Prince George saw a seven per cent increase in median assessed values for single-family homes and an eight per cent increase in the median value of condos and townhouses.

The median value of single-family houses in the city grew from $310,000 in 2020 to $333,000 in 2021. For condos and townhouses, the median value grew from $172,000 to $186,000.

Prices for single-family homes in the city have increased more than 20 per cent since 2017. Condos and townhouses saw a nearly 20 per cent increase since 2017.

Despite the pandemic, a total of 774 single-family houses changed hands in the city over the first three quarters of 2020. Over the same period, 891 single-family houses were sold in 2019 and 920 were sold in the first three quarters of 2018.

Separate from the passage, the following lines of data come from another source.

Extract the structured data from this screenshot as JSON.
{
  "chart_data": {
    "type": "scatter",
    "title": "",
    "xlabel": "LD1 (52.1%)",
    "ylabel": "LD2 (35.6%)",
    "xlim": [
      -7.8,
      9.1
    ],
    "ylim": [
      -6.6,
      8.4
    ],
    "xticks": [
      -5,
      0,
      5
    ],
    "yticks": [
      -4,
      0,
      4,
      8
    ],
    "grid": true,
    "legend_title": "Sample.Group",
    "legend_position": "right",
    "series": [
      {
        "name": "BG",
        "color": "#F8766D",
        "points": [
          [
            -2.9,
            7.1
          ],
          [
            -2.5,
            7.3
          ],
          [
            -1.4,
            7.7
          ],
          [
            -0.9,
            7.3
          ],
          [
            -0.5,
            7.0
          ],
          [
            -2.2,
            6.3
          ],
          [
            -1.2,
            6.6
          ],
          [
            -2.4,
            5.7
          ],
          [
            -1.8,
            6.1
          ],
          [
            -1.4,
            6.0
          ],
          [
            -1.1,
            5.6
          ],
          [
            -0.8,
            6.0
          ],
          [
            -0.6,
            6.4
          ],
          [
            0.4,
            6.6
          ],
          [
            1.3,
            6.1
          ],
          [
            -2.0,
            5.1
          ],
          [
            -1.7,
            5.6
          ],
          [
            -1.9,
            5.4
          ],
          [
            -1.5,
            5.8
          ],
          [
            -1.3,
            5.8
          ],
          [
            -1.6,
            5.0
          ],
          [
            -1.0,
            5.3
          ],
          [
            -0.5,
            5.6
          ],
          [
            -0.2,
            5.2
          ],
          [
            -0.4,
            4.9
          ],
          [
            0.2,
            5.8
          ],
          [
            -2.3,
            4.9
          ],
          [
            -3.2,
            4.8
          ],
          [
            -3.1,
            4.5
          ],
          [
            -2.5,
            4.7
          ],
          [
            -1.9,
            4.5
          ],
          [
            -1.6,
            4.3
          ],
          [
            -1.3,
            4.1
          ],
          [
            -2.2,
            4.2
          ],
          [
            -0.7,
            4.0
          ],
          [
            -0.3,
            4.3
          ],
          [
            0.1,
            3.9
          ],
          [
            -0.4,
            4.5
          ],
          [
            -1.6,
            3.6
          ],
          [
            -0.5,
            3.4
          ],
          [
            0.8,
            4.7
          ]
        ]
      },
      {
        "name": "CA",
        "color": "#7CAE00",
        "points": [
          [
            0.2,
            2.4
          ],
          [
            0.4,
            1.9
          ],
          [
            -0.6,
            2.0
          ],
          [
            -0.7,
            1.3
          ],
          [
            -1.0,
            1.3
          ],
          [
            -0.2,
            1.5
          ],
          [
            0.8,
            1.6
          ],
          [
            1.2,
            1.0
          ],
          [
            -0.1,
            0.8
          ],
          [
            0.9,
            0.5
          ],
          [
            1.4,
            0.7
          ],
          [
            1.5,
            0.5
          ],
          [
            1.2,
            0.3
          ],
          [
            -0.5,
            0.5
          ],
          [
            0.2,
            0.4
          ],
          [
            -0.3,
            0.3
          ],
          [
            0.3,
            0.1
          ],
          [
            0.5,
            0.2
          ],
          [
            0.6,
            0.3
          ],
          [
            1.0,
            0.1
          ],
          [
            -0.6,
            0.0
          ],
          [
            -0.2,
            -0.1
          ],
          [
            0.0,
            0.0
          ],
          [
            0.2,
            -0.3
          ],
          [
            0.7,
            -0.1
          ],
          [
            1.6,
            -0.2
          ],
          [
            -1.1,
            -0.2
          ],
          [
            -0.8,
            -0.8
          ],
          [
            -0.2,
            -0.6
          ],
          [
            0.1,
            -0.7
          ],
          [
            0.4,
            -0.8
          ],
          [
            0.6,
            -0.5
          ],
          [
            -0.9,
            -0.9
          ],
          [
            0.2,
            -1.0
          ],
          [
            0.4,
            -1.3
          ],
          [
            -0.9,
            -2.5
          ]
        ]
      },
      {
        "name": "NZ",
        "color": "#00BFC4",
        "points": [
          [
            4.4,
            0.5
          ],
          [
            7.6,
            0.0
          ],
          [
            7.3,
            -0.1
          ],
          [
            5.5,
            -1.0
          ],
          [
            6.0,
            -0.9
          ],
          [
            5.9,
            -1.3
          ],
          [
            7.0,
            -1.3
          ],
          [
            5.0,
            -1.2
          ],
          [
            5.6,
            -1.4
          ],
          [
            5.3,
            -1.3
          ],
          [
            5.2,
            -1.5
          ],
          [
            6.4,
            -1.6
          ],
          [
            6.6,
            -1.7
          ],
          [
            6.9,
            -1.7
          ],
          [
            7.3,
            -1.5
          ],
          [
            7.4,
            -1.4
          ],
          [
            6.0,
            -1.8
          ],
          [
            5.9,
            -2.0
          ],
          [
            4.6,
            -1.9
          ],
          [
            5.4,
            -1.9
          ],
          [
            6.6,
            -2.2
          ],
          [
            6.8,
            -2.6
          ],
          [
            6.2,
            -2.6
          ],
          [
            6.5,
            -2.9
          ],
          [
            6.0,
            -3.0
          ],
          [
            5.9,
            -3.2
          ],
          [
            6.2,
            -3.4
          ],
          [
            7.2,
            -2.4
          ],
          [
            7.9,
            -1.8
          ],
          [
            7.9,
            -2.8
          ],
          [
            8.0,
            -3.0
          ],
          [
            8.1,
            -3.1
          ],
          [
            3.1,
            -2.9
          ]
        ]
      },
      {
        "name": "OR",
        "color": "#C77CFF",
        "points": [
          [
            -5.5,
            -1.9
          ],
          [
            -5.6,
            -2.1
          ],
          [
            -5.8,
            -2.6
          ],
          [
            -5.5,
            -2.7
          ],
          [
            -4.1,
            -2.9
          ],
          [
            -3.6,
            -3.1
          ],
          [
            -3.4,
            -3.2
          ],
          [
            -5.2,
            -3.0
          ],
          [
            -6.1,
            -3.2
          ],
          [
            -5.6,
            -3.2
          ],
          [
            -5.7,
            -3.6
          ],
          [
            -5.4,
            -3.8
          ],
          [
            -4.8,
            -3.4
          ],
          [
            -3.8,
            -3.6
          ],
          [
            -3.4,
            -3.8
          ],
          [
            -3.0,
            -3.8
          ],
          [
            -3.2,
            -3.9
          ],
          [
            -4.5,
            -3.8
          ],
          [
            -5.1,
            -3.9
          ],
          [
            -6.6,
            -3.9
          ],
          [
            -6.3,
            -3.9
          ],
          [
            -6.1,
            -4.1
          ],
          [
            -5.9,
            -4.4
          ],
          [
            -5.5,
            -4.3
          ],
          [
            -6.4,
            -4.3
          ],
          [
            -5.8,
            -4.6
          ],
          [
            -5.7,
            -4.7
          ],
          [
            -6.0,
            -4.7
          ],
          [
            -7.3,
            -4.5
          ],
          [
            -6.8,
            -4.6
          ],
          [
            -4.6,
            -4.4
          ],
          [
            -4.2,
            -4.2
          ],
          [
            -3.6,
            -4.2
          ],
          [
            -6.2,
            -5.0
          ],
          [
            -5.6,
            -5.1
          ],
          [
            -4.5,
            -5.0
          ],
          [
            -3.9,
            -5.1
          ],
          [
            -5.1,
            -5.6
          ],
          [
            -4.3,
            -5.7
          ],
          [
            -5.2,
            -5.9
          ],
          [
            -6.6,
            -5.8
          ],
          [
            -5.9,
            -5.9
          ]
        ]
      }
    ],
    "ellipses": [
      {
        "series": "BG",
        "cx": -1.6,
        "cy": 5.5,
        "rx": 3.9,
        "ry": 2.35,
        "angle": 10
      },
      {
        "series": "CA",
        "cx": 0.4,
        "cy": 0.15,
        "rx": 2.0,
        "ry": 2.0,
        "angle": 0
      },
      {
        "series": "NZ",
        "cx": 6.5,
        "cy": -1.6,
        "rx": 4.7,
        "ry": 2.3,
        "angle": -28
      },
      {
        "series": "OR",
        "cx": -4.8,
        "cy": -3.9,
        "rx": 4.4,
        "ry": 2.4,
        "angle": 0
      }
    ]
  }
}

Overall, northern B.C.'s assessments rose from more than $69 billion to $72 billion in 2021 – with $707 million coming from new construction, BC Assessment reported. The northern B.C. region includes the upper 70 per cent of the province, starting just north of Clinton.

In the north, Burns Lake saw the biggest increase, reporting a 21 per cent hike in median house values. Wells, Smithers, Telkwa, the Northern Rockies Regional Municipality, Port Clements and Houston all saw double-digit increases in median house values.

Condos and townhouses in Terrace saw a 14 per cent increase in median value.

Mackenzie saw the biggest loss in median house value. Houses in the hard-hit forestry town north of Prince George lost eight per cent of median value, dropping from $155,000 to $143,000.

Fort St. James, Fort St. John, Hudson's Hope, Kitimat, Pouce Coupe, Taylor and Tumbler Ridge also saw single-digit declines in median property values.

Terrace and Smithers were most expensive jurisdictions to buy a home in northern B.C., with median house values at $375,000 and $362,000 respectively. Prince George was the third-most costly jurisdiction to buy a house in the region, however the city had the second-lowest median price for condos and townhouses in the north.

Granisle and Port Clements remain the only jurisdictions in the north were the median price of a house remains below $100,000. Despite seeing a 15 per cent increase in 2021, Wells was the third-cheapest place in the north to buy a home.

Across B.C, the total of value of real estate grew 4.2 per cent to a combined total of $2.01 trillion – with $22.1 billion of that increase coming from new construction and subdivisions.

Homeowners have until Feb. 1 to file a notice of complaint to request an independent review of their property assessment.